Strategie mit Wurzeln. Wachstum mit Wirkung.
HomeLexiconCookie

Cookie

Cookies are text files that websites store on the device to enable sessions, settings, and tracking. A distinction is made between first- and third-party. In the EU, only necessary cookies are allowed without opt-in.

In the internet industry and online marketing, a cookie is not understood as a biscuit, but as a text file. It stores data and information about websites accessed by the user during an internet session. The server places it on the user's computer. This can be done in a single file on the computer's hard drive or in individual files. This can vary depending on the web browser. Usually, information about the visited website, the content, and the time is stored—respectively until when the cookie is valid. The file may only be archived for a specific period. Some cookies are programmed to delete themselves after a certain duration.

This technology was developed by the American programmer Lou Montulli. In 1994, he was looking for a solution to make his computer "remember" websites he had already visited. He initially called his development a "persistent client state object," which was supposed to be a kind of "memory of the internet." He referred to the text file as a cookie because programmers had previously called programs used to identify accessed pages "magic cookie."

First-party tracking and third-party tracking cookies

One distinguishes between two types of these text files. The first-party tracking cookies are created and stored by Google and other search engines, the currently used browser, or the current website. Third-party tracking files, on the other hand, are used by third parties. This occurs, for example, in retargeting: A visitor to a website is marked. Based on their interests, targeted advertising is later displayed on another page.

Use and criticism

In the spirit of programmer Montulli, cookies are meant to make interacting with websites easier. They are intended to save users time, for example during new sign-ups on websites, as they store personal settings. Additionally, the files are helpful in the event of server connection interruptions if data entry has just taken place. This way, users don't have to re-enter all the information. Online shops can also provide an advantage to their users by saving a session ID via cookies that assigns the respective shopping cart. Moreover, there are other reasons why websites want to set a cookie - including to trace users' search behavior. Other websites require the acceptance of cookies to use, which leads to criticism of the text files: the visitor can only use the website if they reveal information about themselves. Informational self-determination and data protection are therefore not possible. Critics fear too much intrusion into privacy. The only alternative: Don't use the website!

Manipulative methods: undesirable!

By uniquely identifying the client (user's computer), websites can perform tracking and consequently send targeted advertising or similar. The visit to multiple websites can thus also be clearly assigned to a user. As part of manipulative methods, websites can set cookies even without the visitor's actions. This is called cookie dropping, where a click on, for example, an advertisement is artificially generated.
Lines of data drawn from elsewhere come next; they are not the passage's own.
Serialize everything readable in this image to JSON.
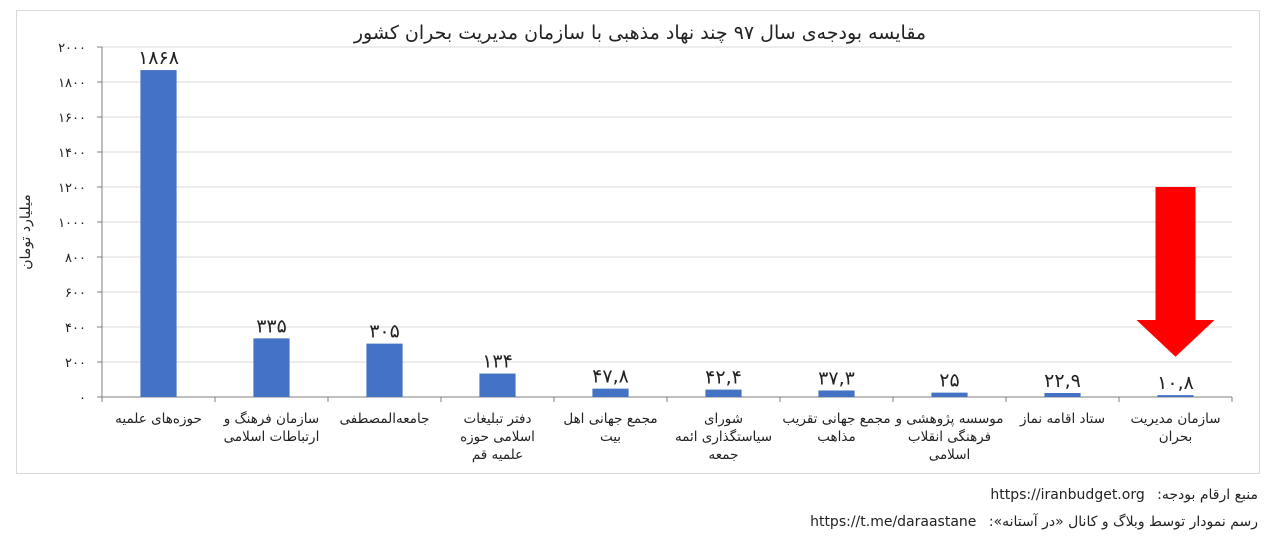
{
  "chart_data": {
    "type": "bar",
    "title": "مقایسه بودجه‌ی سال ۹۷ چند نهاد مذهبی با سازمان مدیریت بحران کشور",
    "ylabel": "میلیارد تومان",
    "ylim": [
      0,
      2000
    ],
    "yticks": [
      "۰",
      "۲۰۰",
      "۴۰۰",
      "۶۰۰",
      "۸۰۰",
      "۱۰۰۰",
      "۱۲۰۰",
      "۱۴۰۰",
      "۱۶۰۰",
      "۱۸۰۰",
      "۲۰۰۰"
    ],
    "ytick_values": [
      0,
      200,
      400,
      600,
      800,
      1000,
      1200,
      1400,
      1600,
      1800,
      2000
    ],
    "categories": [
      [
        "حوزه‌های علمیه"
      ],
      [
        "سازمان فرهنگ و",
        "ارتباطات اسلامی"
      ],
      [
        "جامعه‌المصطفی"
      ],
      [
        "دفتر تبلیغات",
        "اسلامی حوزه",
        "علمیه قم"
      ],
      [
        "مجمع جهانی اهل",
        "بیت"
      ],
      [
        "شورای",
        "سیاستگذاری ائمه",
        "جمعه"
      ],
      [
        "مجمع جهانی تقریب",
        "مذاهب"
      ],
      [
        "موسسه پژوهشی و",
        "فرهنگی انقلاب",
        "اسلامی"
      ],
      [
        "ستاد اقامه نماز"
      ],
      [
        "سازمان مدیریت",
        "بحران"
      ]
    ],
    "values": [
      1868,
      335,
      305,
      134,
      47.8,
      42.4,
      37.3,
      25,
      22.9,
      10.8
    ],
    "value_labels": [
      "۱۸۶۸",
      "۳۳۵",
      "۳۰۵",
      "۱۳۴",
      "۴۷,۸",
      "۴۲,۴",
      "۳۷,۳",
      "۲۵",
      "۲۲,۹",
      "۱۰,۸"
    ],
    "bar_color": "#4472c4",
    "grid": true,
    "annotation": {
      "type": "arrow",
      "target_index": 9,
      "color": "#ff0000"
    }
  },
  "footer": {
    "source_label": "منبع ارقام بودجه:",
    "source_url": "https://iranbudget.org",
    "credit_label": "رسم نمودار توسط وبلاگ و کانال «در آستانه»:",
    "credit_url": "https://t.me/daraastane"
  }
}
Among other reasons, this led to the adoption of the so-called "Cookie" Directive (2009/136/EC) by the European Union in 2009, known as the ePrivacy Directive.
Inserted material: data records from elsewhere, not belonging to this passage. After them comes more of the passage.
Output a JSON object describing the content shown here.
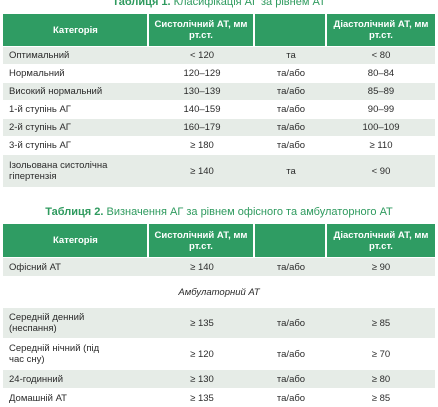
{
  "table1": {
    "title_prefix": "Таблиця 1.",
    "title_text": "Класифікація АГ за рівнем АТ",
    "headers": [
      "Категорія",
      "Систолічний АТ, мм рт.ст.",
      "",
      "Діастолічний АТ, мм рт.ст."
    ],
    "rows": [
      [
        "Оптимальний",
        "< 120",
        "та",
        "< 80"
      ],
      [
        "Нормальний",
        "120–129",
        "та/або",
        "80–84"
      ],
      [
        "Високий нормальний",
        "130–139",
        "та/або",
        "85–89"
      ],
      [
        "1-й ступінь АГ",
        "140–159",
        "та/або",
        "90–99"
      ],
      [
        "2-й ступінь АГ",
        "160–179",
        "та/або",
        "100–109"
      ],
      [
        "3-й ступінь АГ",
        "≥ 180",
        "та/або",
        "≥ 110"
      ],
      [
        "Ізольована систолічна гіпертензія",
        "≥ 140",
        "та",
        "< 90"
      ]
    ]
  },
  "table2": {
    "title_prefix": "Таблиця 2.",
    "title_text": "Визначення АГ за рівнем офісного та амбулаторного АТ",
    "headers": [
      "Категорія",
      "Систолічний АТ, мм рт.ст.",
      "",
      "Діастолічний АТ, мм рт.ст."
    ],
    "office_row": [
      "Офісний АТ",
      "≥ 140",
      "та/або",
      "≥ 90"
    ],
    "subheader": "Амбулаторний АТ",
    "rows": [
      [
        "Середній денний (неспання)",
        "≥ 135",
        "та/або",
        "≥ 85"
      ],
      [
        "Середній нічний (під час сну)",
        "≥ 120",
        "та/або",
        "≥ 70"
      ],
      [
        "24-годинний",
        "≥ 130",
        "та/або",
        "≥ 80"
      ],
      [
        "Домашній АТ",
        "≥ 135",
        "та/або",
        "≥ 85"
      ]
    ]
  }
}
GDPR and co.: the current legislation

The ePrivacy Directive was one of the efforts by the European Union to ensure privacy and data protection on the World Wide Web. Another was the GDPR. In this context, many regulations regarding sensitive user data have changed across Europe. For example, the new regulation states that only technically necessary cookies are allowed without consent. For all others, consent is required through an opt-in procedure. In other words, the user must be informed about the cookies and actively give their permission by clicking a checkbox.
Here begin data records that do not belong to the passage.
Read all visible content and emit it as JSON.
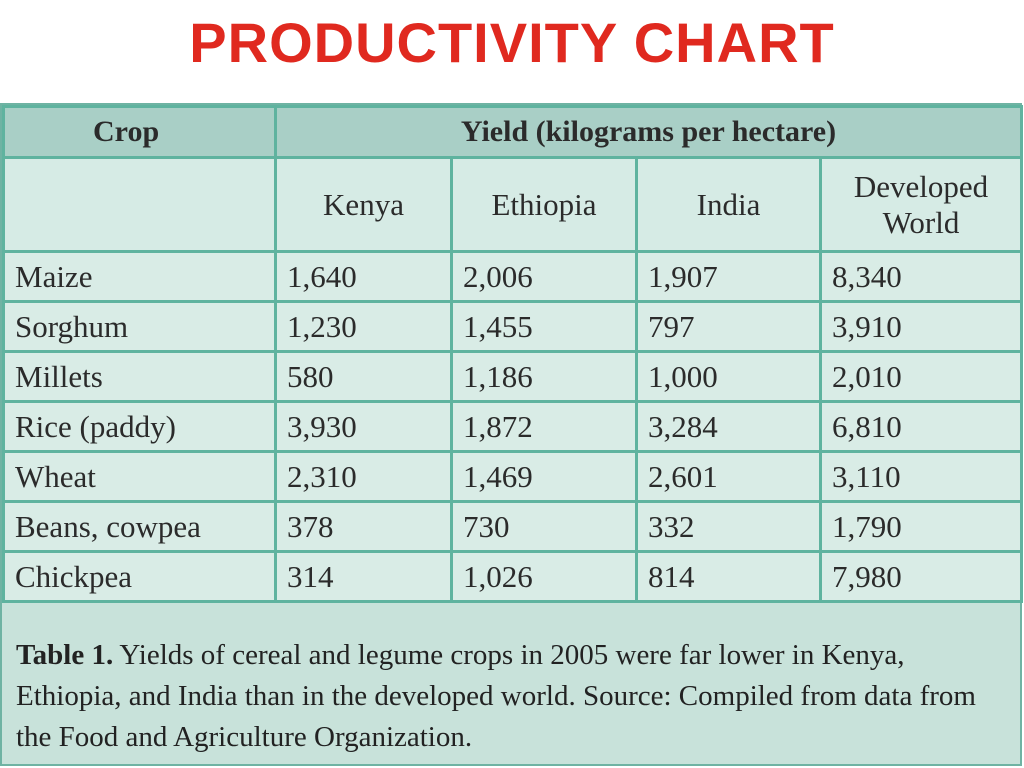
{
  "title": "PRODUCTIVITY  CHART",
  "table": {
    "crop_header": "Crop",
    "yield_header": "Yield (kilograms per hectare)",
    "columns": [
      "Kenya",
      "Ethiopia",
      "India",
      "Developed World"
    ],
    "rows": [
      {
        "crop": "Maize",
        "values": [
          "1,640",
          "2,006",
          "1,907",
          "8,340"
        ]
      },
      {
        "crop": "Sorghum",
        "values": [
          "1,230",
          "1,455",
          "797",
          "3,910"
        ]
      },
      {
        "crop": "Millets",
        "values": [
          "580",
          "1,186",
          "1,000",
          "2,010"
        ]
      },
      {
        "crop": "Rice (paddy)",
        "values": [
          "3,930",
          "1,872",
          "3,284",
          "6,810"
        ]
      },
      {
        "crop": "Wheat",
        "values": [
          "2,310",
          "1,469",
          "2,601",
          "3,110"
        ]
      },
      {
        "crop": "Beans, cowpea",
        "values": [
          "378",
          "730",
          "332",
          "1,790"
        ]
      },
      {
        "crop": "Chickpea",
        "values": [
          "314",
          "1,026",
          "814",
          "7,980"
        ]
      }
    ]
  },
  "caption": {
    "label": "Table 1.",
    "text": " Yields of cereal and legume crops in 2005 were far lower in Kenya, Ethiopia, and India than in the developed world. Source: Compiled from data from the Food and Agriculture Organization."
  },
  "colors": {
    "title": "#e0291f",
    "panel_bg": "#c8e2da",
    "grid": "#5fb39f",
    "header_bg": "#a9cfc6"
  }
}
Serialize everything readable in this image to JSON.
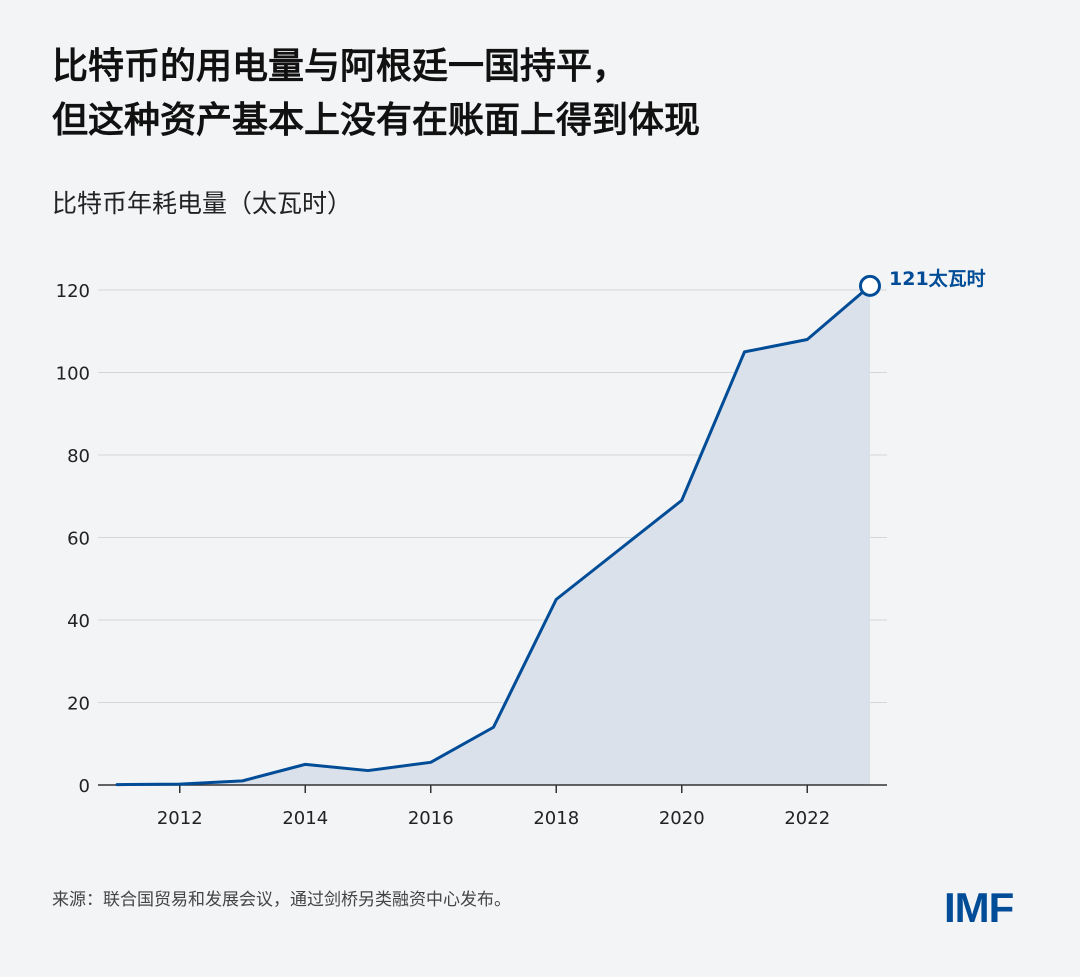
{
  "title_lines": [
    "比特币的用电量与阿根廷一国持平，",
    "但这种资产基本上没有在账面上得到体现"
  ],
  "subtitle": "比特币年耗电量（太瓦时）",
  "source": "来源：联合国贸易和发展会议，通过剑桥另类融资中心发布。",
  "logo": "IMF",
  "colors": {
    "line": "#004c97",
    "area": "#dae1ea",
    "grid": "#d3d7dc",
    "background": "#f2f4f6"
  },
  "chart_data": {
    "type": "area",
    "x": [
      2011,
      2012,
      2013,
      2014,
      2015,
      2016,
      2017,
      2018,
      2019,
      2020,
      2021,
      2022,
      2023
    ],
    "series": [
      {
        "values": [
          0.1,
          0.2,
          1,
          5,
          3.5,
          5.5,
          14,
          45,
          57,
          69,
          105,
          108,
          121
        ]
      }
    ],
    "xticks": [
      "2012",
      "2014",
      "2016",
      "2018",
      "2020",
      "2022"
    ],
    "yticks": [
      "0",
      "20",
      "40",
      "60",
      "80",
      "100",
      "120"
    ],
    "xlim": [
      2011,
      2023
    ],
    "ylim": [
      0,
      120
    ],
    "grid": true,
    "annotation": {
      "x": 2023,
      "y": 121,
      "text": "121太瓦时"
    }
  }
}
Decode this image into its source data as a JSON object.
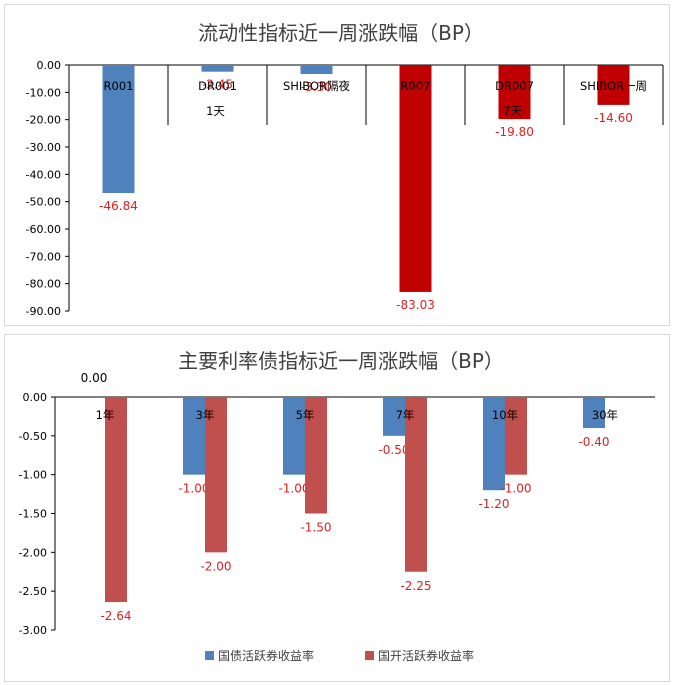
{
  "charts": [
    {
      "type": "bar",
      "title": "流动性指标近一周涨跌幅（BP）",
      "ylim": [
        -90,
        0
      ],
      "yticks": [
        "0.00",
        "-10.00",
        "-20.00",
        "-30.00",
        "-40.00",
        "-50.00",
        "-60.00",
        "-70.00",
        "-80.00",
        "-90.00"
      ],
      "categories": [
        [
          "R001"
        ],
        [
          "DR001",
          "1天"
        ],
        [
          "SHIBOR隔夜"
        ],
        [
          "R007"
        ],
        [
          "DR007",
          "7天"
        ],
        [
          "SHIBOR一周"
        ]
      ],
      "values": [
        -46.84,
        -2.45,
        -3.3,
        -83.03,
        -19.8,
        -14.6
      ],
      "value_labels": [
        "-46.84",
        "-2.45",
        "-3.30",
        "-83.03",
        "-19.80",
        "-14.60"
      ],
      "bar_colors": [
        "#4f81bd",
        "#4f81bd",
        "#4f81bd",
        "#c00000",
        "#c00000",
        "#c00000"
      ],
      "value_label_color": "#e02020"
    },
    {
      "type": "bar",
      "title": "主要利率债指标近一周涨跌幅（BP）",
      "ylim": [
        -3,
        0
      ],
      "yticks": [
        "0.00",
        "-0.50",
        "-1.00",
        "-1.50",
        "-2.00",
        "-2.50",
        "-3.00"
      ],
      "categories": [
        [
          "1年"
        ],
        [
          "3年"
        ],
        [
          "5年"
        ],
        [
          "7年"
        ],
        [
          "10年"
        ],
        [
          "30年"
        ]
      ],
      "series": [
        {
          "name": "国债活跃券收益率",
          "color": "#4f81bd",
          "values": [
            0,
            -1.0,
            -1.0,
            -0.5,
            -1.2,
            -0.4
          ],
          "value_labels": [
            "0.00",
            "-1.00",
            "-1.00",
            "-0.50",
            "-1.20",
            "-0.40"
          ]
        },
        {
          "name": "国开活跃券收益率",
          "color": "#c0504d",
          "values": [
            -2.64,
            -2.0,
            -1.5,
            -2.25,
            -1.0,
            null
          ],
          "value_labels": [
            "-2.64",
            "-2.00",
            "-1.50",
            "-2.25",
            "-1.00",
            null
          ]
        }
      ],
      "legend": "bottom",
      "value_label_color": "#e02020"
    }
  ]
}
On this basis, in 2020 the Federal Court of Justice (BGH) decided that the use of cookies is only legitimate if users actively consent. On December 1, 2021, the Telecommunications and Telemedia Data Protection Act (TTDSG) came into effect, which legally mandated this opt-in requirement.

Google and cookies – what does the future look like?

Although the search engine has often hinted at ending third-party cookies, it is now expected to happen in 2024. Then the Chrome browser will phase out these well-known text files. As an alternative technology, API Topics come into play, which are still controversial among consumers and data protectionists. It can be assumed that this technology will also be subject to legal rulings and thus relevant for shop creation.